The initial lawsuit, which was filed in 2002, named other defendants whom the girls' mother had contacted for help, including the Lake Placid Central School District, then-Lake Placid Middle/High School Principal Robert Schiller, then-school Psychologist Randy Quayle, Essex County, St. Agnes Parochial (Catholic) School and the Catholic Diocese of Ogdensburg. But those "mandated reporter" claims were ultimately dismissed.

Coffey said one of the biggest surprises to him was that Monroe's malpractice insurance company never came forward with an offer to settle the case.

"People will be complaining about the amount the jury awarded," he said. "But these are girls who were raped and sodomized. And nobody's asking why Monroe's insurance company let the case get this far without offering a settlement."

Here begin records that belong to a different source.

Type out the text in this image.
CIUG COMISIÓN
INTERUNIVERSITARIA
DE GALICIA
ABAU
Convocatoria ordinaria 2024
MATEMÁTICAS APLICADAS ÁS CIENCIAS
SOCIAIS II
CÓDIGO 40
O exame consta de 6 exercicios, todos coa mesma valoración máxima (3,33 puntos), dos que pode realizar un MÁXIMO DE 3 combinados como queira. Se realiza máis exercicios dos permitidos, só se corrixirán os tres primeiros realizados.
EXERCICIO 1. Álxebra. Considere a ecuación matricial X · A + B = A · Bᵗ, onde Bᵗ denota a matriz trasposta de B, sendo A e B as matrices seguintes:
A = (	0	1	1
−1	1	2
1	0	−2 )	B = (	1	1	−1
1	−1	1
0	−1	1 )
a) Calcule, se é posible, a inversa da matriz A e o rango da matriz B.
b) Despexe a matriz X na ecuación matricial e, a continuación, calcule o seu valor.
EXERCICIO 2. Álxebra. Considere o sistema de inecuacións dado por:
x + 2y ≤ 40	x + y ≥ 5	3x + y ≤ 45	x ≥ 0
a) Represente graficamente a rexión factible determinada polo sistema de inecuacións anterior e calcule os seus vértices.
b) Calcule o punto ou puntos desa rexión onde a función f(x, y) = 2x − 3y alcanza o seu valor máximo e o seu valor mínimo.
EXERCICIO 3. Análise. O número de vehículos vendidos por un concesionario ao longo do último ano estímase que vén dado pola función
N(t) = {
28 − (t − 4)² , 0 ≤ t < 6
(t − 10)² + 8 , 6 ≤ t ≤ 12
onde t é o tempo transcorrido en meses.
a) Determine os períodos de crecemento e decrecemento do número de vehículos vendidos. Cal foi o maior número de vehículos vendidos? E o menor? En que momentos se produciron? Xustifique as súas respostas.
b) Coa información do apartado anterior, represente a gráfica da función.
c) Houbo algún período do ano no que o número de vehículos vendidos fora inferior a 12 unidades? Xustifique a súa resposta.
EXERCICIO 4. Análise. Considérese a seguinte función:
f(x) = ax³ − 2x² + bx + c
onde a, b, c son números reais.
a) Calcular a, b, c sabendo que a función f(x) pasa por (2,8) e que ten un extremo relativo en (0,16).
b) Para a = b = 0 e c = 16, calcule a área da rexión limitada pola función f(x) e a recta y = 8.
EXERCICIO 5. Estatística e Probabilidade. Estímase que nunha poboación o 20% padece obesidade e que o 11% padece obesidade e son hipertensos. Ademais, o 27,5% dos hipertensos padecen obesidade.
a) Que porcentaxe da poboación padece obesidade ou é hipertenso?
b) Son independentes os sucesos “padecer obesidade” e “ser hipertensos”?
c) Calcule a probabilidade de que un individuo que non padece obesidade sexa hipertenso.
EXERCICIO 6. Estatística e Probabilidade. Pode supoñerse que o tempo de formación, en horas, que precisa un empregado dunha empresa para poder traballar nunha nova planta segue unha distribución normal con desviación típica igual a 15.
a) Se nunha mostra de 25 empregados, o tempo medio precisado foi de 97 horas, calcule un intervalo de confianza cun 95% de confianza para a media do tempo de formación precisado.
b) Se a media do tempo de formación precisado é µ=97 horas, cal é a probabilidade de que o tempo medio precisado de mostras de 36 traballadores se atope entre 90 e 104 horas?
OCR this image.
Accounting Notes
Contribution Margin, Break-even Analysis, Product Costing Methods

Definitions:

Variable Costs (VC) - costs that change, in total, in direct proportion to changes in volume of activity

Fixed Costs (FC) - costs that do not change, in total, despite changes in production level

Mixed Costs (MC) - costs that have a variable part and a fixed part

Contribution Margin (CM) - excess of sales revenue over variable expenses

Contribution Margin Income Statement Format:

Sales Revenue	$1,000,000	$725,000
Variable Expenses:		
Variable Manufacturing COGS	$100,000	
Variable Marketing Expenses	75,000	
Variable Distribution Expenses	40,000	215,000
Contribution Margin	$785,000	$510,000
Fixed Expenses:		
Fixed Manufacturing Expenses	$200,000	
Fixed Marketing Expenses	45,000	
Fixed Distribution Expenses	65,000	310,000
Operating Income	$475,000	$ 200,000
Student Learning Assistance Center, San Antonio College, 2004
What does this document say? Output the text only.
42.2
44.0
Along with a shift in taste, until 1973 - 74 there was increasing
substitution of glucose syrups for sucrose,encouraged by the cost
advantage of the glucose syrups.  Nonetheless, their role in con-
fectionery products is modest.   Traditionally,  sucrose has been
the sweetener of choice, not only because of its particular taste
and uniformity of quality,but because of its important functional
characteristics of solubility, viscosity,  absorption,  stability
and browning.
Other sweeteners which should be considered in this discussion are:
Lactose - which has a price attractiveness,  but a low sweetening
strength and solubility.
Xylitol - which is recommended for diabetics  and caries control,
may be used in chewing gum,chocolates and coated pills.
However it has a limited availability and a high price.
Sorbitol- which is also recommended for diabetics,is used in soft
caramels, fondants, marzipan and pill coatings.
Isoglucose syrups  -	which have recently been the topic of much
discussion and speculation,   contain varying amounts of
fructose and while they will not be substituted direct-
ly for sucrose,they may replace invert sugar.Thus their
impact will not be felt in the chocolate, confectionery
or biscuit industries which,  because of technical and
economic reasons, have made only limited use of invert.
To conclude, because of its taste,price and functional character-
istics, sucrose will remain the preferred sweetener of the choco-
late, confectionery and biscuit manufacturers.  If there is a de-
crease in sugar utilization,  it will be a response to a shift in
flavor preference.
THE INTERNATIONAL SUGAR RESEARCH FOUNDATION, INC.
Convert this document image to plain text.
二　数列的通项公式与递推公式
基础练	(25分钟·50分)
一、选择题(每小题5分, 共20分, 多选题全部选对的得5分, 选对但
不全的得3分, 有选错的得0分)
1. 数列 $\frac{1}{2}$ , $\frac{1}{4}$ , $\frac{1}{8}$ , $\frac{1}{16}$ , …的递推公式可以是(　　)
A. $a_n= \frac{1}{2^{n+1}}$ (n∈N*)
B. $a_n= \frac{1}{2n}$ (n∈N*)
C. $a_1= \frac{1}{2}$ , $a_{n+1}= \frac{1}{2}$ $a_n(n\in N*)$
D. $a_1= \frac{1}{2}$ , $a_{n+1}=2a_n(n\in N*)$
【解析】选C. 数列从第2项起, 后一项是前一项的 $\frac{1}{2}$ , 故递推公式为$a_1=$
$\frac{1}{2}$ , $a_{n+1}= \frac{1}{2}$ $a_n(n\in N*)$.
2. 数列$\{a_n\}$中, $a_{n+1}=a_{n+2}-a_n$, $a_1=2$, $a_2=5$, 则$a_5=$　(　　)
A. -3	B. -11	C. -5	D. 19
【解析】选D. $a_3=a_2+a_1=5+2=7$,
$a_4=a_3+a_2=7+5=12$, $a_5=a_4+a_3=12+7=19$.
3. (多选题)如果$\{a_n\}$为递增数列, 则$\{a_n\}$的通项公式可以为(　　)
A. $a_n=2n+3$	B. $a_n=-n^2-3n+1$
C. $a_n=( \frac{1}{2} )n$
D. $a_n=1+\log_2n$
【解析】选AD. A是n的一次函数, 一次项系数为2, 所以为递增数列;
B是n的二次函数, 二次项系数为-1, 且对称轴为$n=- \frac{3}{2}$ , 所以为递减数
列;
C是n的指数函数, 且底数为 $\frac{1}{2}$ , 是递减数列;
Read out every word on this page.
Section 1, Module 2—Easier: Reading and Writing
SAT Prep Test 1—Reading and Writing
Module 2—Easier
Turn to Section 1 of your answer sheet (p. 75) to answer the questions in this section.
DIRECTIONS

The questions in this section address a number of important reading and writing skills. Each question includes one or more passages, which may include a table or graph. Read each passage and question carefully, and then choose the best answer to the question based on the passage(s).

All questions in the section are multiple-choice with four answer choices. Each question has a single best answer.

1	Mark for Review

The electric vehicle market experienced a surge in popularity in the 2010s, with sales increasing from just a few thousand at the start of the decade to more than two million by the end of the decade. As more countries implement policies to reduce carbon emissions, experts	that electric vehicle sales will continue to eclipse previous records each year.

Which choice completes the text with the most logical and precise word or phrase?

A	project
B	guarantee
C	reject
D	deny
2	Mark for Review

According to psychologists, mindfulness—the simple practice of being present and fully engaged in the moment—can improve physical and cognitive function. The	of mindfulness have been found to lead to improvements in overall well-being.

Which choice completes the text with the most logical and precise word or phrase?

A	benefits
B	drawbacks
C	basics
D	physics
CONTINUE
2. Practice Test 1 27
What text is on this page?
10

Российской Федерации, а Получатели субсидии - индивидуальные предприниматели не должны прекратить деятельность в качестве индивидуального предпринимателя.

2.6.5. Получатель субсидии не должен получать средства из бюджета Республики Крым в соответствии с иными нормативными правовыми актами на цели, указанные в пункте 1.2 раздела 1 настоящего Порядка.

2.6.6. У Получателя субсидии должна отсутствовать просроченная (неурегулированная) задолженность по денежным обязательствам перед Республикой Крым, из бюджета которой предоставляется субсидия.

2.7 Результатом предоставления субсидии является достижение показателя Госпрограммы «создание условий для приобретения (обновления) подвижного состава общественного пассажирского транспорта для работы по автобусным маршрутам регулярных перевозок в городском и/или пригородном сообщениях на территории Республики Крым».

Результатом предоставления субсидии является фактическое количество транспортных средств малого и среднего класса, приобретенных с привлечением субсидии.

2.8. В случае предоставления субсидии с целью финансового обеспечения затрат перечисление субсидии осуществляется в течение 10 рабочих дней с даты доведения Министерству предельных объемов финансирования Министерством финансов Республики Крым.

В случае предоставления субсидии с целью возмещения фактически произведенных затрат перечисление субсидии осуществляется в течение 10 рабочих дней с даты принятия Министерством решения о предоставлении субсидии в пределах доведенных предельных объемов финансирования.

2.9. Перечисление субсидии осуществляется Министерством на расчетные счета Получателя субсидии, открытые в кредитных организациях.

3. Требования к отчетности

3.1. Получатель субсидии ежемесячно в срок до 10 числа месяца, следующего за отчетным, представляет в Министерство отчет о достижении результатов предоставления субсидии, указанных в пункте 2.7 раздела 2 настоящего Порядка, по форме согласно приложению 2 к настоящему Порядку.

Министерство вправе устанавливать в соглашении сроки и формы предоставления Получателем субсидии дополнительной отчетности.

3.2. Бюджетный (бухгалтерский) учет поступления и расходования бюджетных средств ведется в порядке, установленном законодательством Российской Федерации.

Coffey said the $11 million award is the largest medical malpractice verdict his law firm has ever won. Asked what his share will be, Coffey said he could get up to a third of the award, if the verdict is upheld.

"My guess is they're going to fight this as long as they can. They've shown no willingness to come in and discuss this."

Asked if an out-of-court settlement was ever pursued, Butler said, "There was some talk, but settlement negotiations never really got off the ground."

The Enterprise has withheld the names of the girls and their mother from this report because the newspaper does not identify the victims of sexual assault, directly or indirectly.